Loyalist paramilitary have issued a statement pledging to “eschew all violence and criminality”.
The Ulster Defence Association, the Ulster Volunteer Force and the Red Hand Commando released a joint declaration of intent "recommitting" themselves to the peaceful and democratic principles of the 1998 Belfast Agreement. Tuesday is the 21st anniversary of the 1994 loyalist ceasefire.
This initiative comes after 18 months of secret work that involved the paramilitaries and Tony Blair's former chief of staff Jonathan Powell, former Ulster Unionist Party leader David Trimble's chief of staff David Campbell and UKIP Assembly member David McNarry.
“If there are those who attempt to use current or past associations with our organisations to further criminality they will be disowned and should be aware that they will not be permitted to use the cover of loyalism,” the loyalist groups said in the statement.
“We expect the authorities to take whatever steps are necessary to deal with any offenders.

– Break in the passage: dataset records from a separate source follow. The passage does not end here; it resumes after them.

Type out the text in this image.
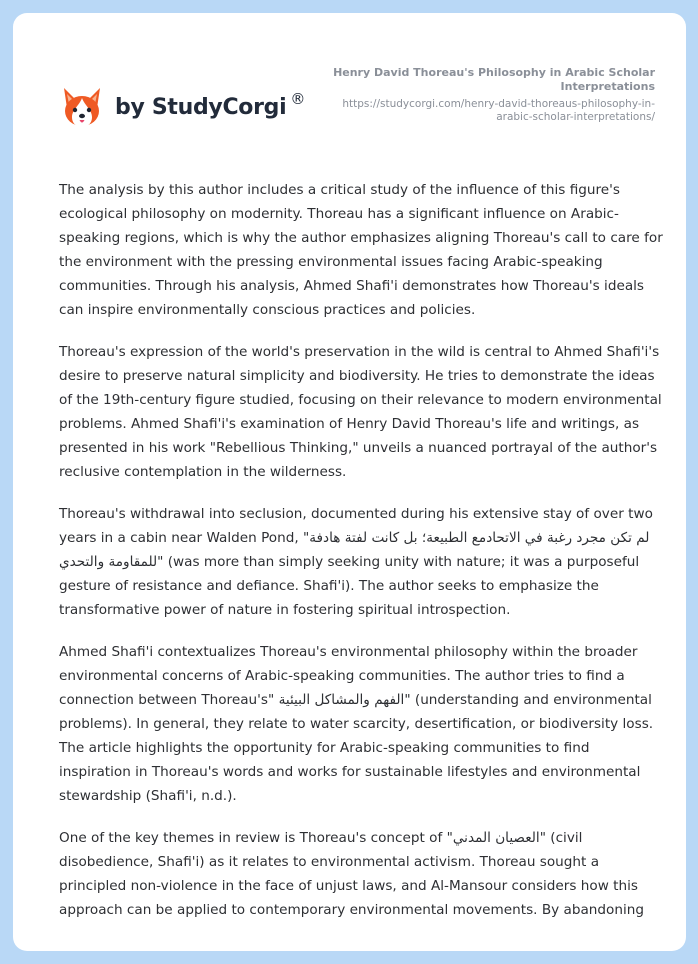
by StudyCorgi ®
Henry David Thoreau's Philosophy in Arabic Scholar Interpretations
https://studycorgi.com/henry-david-thoreaus-philosophy-in-arabic-scholar-interpretations/

The analysis by this author includes a critical study of the influence of this figure's ecological philosophy on modernity. Thoreau has a significant influence on Arabic-speaking regions, which is why the author emphasizes aligning Thoreau's call to care for the environment with the pressing environmental issues facing Arabic-speaking communities. Through his analysis, Ahmed Shafi'i demonstrates how Thoreau's ideals can inspire environmentally conscious practices and policies.

Thoreau's expression of the world's preservation in the wild is central to Ahmed Shafi'i's desire to preserve natural simplicity and biodiversity. He tries to demonstrate the ideas of the 19th-century figure studied, focusing on their relevance to modern environmental problems. Ahmed Shafi'i's examination of Henry David Thoreau's life and writings, as presented in his work "Rebellious Thinking," unveils a nuanced portrayal of the author's reclusive contemplation in the wilderness.

Thoreau's withdrawal into seclusion, documented during his extensive stay of over two years in a cabin near Walden Pond, "لم تكن مجرد رغبة في الاتحادمع الطبيعة؛ بل كانت لفتة هادفة للمقاومة والتحدي" (was more than simply seeking unity with nature; it was a purposeful gesture of resistance and defiance. Shafi'i). The author seeks to emphasize the transformative power of nature in fostering spiritual introspection.

Ahmed Shafi'i contextualizes Thoreau's environmental philosophy within the broader environmental concerns of Arabic-speaking communities. The author tries to find a connection between Thoreau's" الفهم والمشاكل البيئية" (understanding and environmental problems). In general, they relate to water scarcity, desertification, or biodiversity loss. The article highlights the opportunity for Arabic-speaking communities to find inspiration in Thoreau's words and works for sustainable lifestyles and environmental stewardship (Shafi'i, n.d.).

One of the key themes in review is Thoreau's concept of "العصيان المدني" (civil disobedience, Shafi'i) as it relates to environmental activism. Thoreau sought a principled non-violence in the face of unjust laws, and Al-Mansour considers how this approach can be applied to contemporary environmental movements. By abandoning
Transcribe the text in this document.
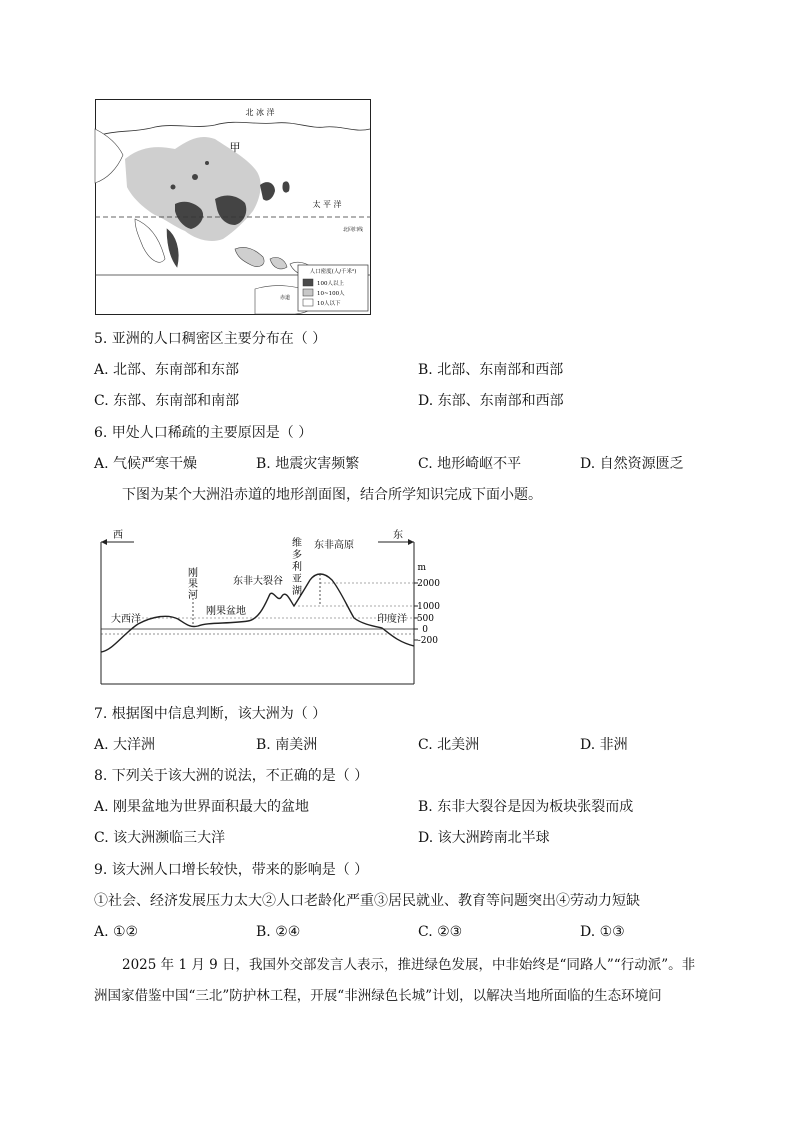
北 冰 洋
甲
太 平 洋
北回归线
赤道
人口密度(人/千米²)
100人以上
10~100人
10人以下
5. 亚洲的人口稠密区主要分布在（ ）
A. 北部、东南部和东部	B. 北部、东南部和西部
C. 东部、东南部和南部	D. 东部、东南部和西部
6. 甲处人口稀疏的主要原因是（ ）
A. 气候严寒干燥	B. 地震灾害频繁	C. 地形崎岖不平	D. 自然资源匮乏
下图为某个大洲沿赤道的地形剖面图，结合所学知识完成下面小题。
西	东
m
2000
1000
500
0
-200
大西洋
刚果盆地
东非大裂谷
东非高原
印度洋
刚
果
河
维
多
利
亚
湖
7. 根据图中信息判断，该大洲为（ ）
A. 大洋洲	B. 南美洲	C. 北美洲	D. 非洲
8. 下列关于该大洲的说法，不正确的是（ ）
A. 刚果盆地为世界面积最大的盆地	B. 东非大裂谷是因为板块张裂而成
C. 该大洲濒临三大洋	D. 该大洲跨南北半球
9. 该大洲人口增长较快，带来的影响是（ ）
①社会、经济发展压力太大②人口老龄化严重③居民就业、教育等问题突出④劳动力短缺
A. ①②	B. ②④	C. ②③	D. ①③
2025 年 1 月 9 日，我国外交部发言人表示，推进绿色发展，中非始终是“同路人”“行动派”。非
洲国家借鉴中国“三北”防护林工程，开展“非洲绿色长城”计划，以解决当地所面临的生态环境问
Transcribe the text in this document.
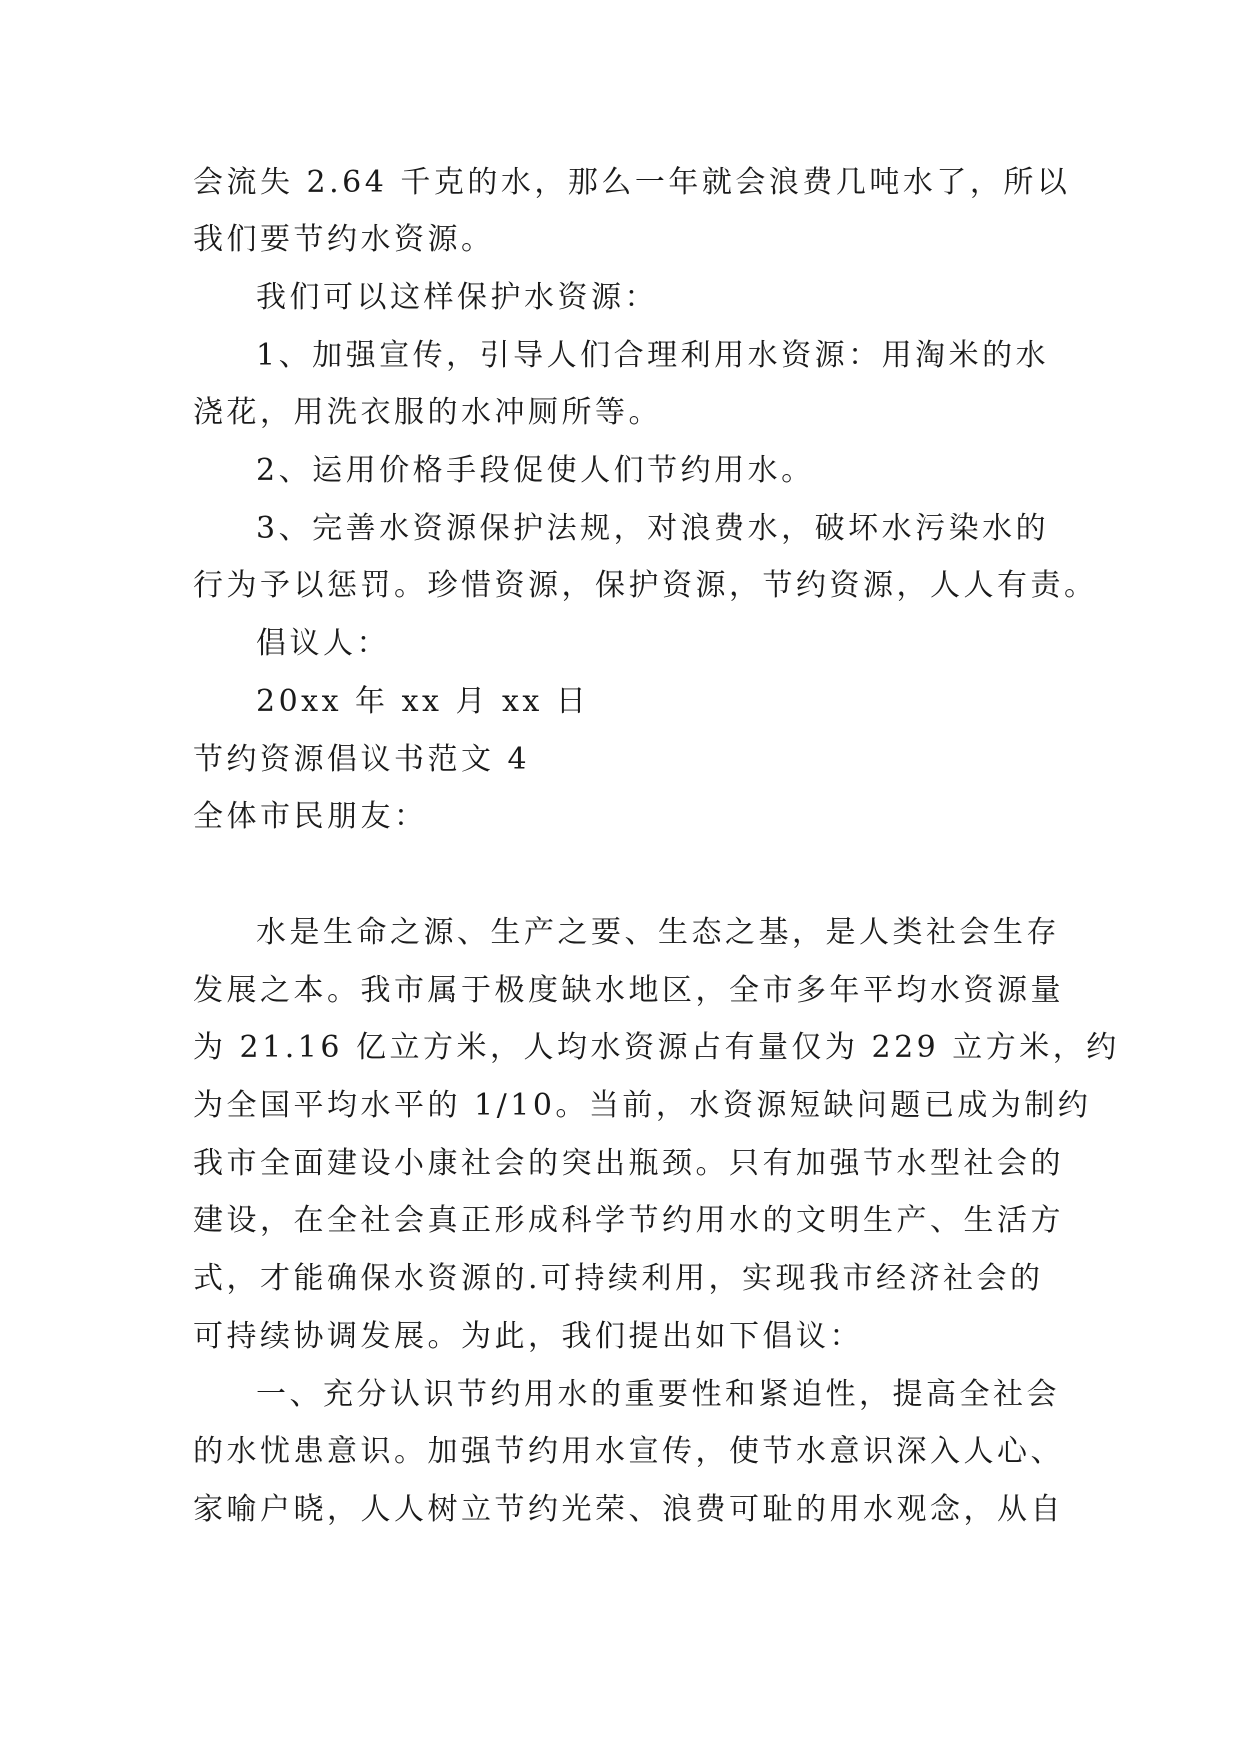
会流失 2.64 千克的水，那么一年就会浪费几吨水了，所以
我们要节约水资源。
我们可以这样保护水资源：
1、加强宣传，引导人们合理利用水资源：用淘米的水
浇花，用洗衣服的水冲厕所等。
2、运用价格手段促使人们节约用水。
3、完善水资源保护法规，对浪费水，破坏水污染水的
行为予以惩罚。珍惜资源，保护资源，节约资源，人人有责。
倡议人：
20xx 年 xx 月 xx 日
节约资源倡议书范文 4
全体市民朋友：
水是生命之源、生产之要、生态之基，是人类社会生存
发展之本。我市属于极度缺水地区，全市多年平均水资源量
为 21.16 亿立方米，人均水资源占有量仅为 229 立方米，约
为全国平均水平的 1/10。当前，水资源短缺问题已成为制约
我市全面建设小康社会的突出瓶颈。只有加强节水型社会的
建设，在全社会真正形成科学节约用水的文明生产、生活方
式，才能确保水资源的.可持续利用，实现我市经济社会的
可持续协调发展。为此，我们提出如下倡议：
一、充分认识节约用水的重要性和紧迫性，提高全社会
的水忧患意识。加强节约用水宣传，使节水意识深入人心、
家喻户晓，人人树立节约光荣、浪费可耻的用水观念，从自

Anyone misusing loyalism for criminal purposes should be held accountable to the criminal justice system.”
They said Northern Ireland was "not inclusive" of the loyalist community and that within that community there was a "vacuum" and a "significant disenchantment" with politics. "It is no coincidence that the attainment levels of working class loyalist young people are the lowest in the United Kingdom, " they said.
The loyalist groups said they were forming a Loyalist Communities Council which would be independently chaired and have a secretariat to advance the cause of loyalism.
“It is our hope that the council will become a vehicle for attracting meaningful funding and initiatives to assist loyalist communities…enabling loyalism to play a full and active role in the community and wider remit and in constitutional politics.”
Between 1966 and 1999, according to the Lost Lives book, the UDA, UVF and Red Hand Commando killed 955 people. It is estimated that they were involved in more than 50 killings since then.
Mr Powell, who as one of Mr Blair’s most senior aides while he was prime minister and closely involved in the peace process, said loyalists had been left behind and it was a “terrible mistake to leave them out in the cold”.
He described the initiative as “a process and not an event” and said the groups had pledged to renounce all violence and criminality.
“Some may argue that these organisations should just disappear. The experience from around the world suggests that would be a mistake,” he said at a press conference in the Park Avenue Hotel in east Belfast.
“Other violent groups would simply take over the names UVF, UDA and the Red Hand Commando and carry on with paramilitarism. We really don’t want to see a Real UVF and a Continuity UDA,” he added.
“This is not about money. These men have taken this step because it is the right thing to do,” said Mr Powell.
Mr Campbell, who is still involved in the UUP, said the initiative was born out of concern that there was “drift” within loyalism and “a significant risk of a return to violence”.
Billy Hutchinson, leader of the Progressive Unionist Party, which is linked to the UVF and Red Hand Commando, said people should suspend any cynicism they might entertain. "This is a very positive step. I am asking people to give it a chance, give it six months to see what we can do," he said.
Jackie McDonald, viewed as “brigadier” of the UDA in south Belfast and one of its most senior spokesmen, also said people should give the initiative a fair chance. “We are not even out of the room and people are trying to shoot down what we are trying to do. We need cooperation, we need encouragement, we need people to believe in what we are trying to do,” he said.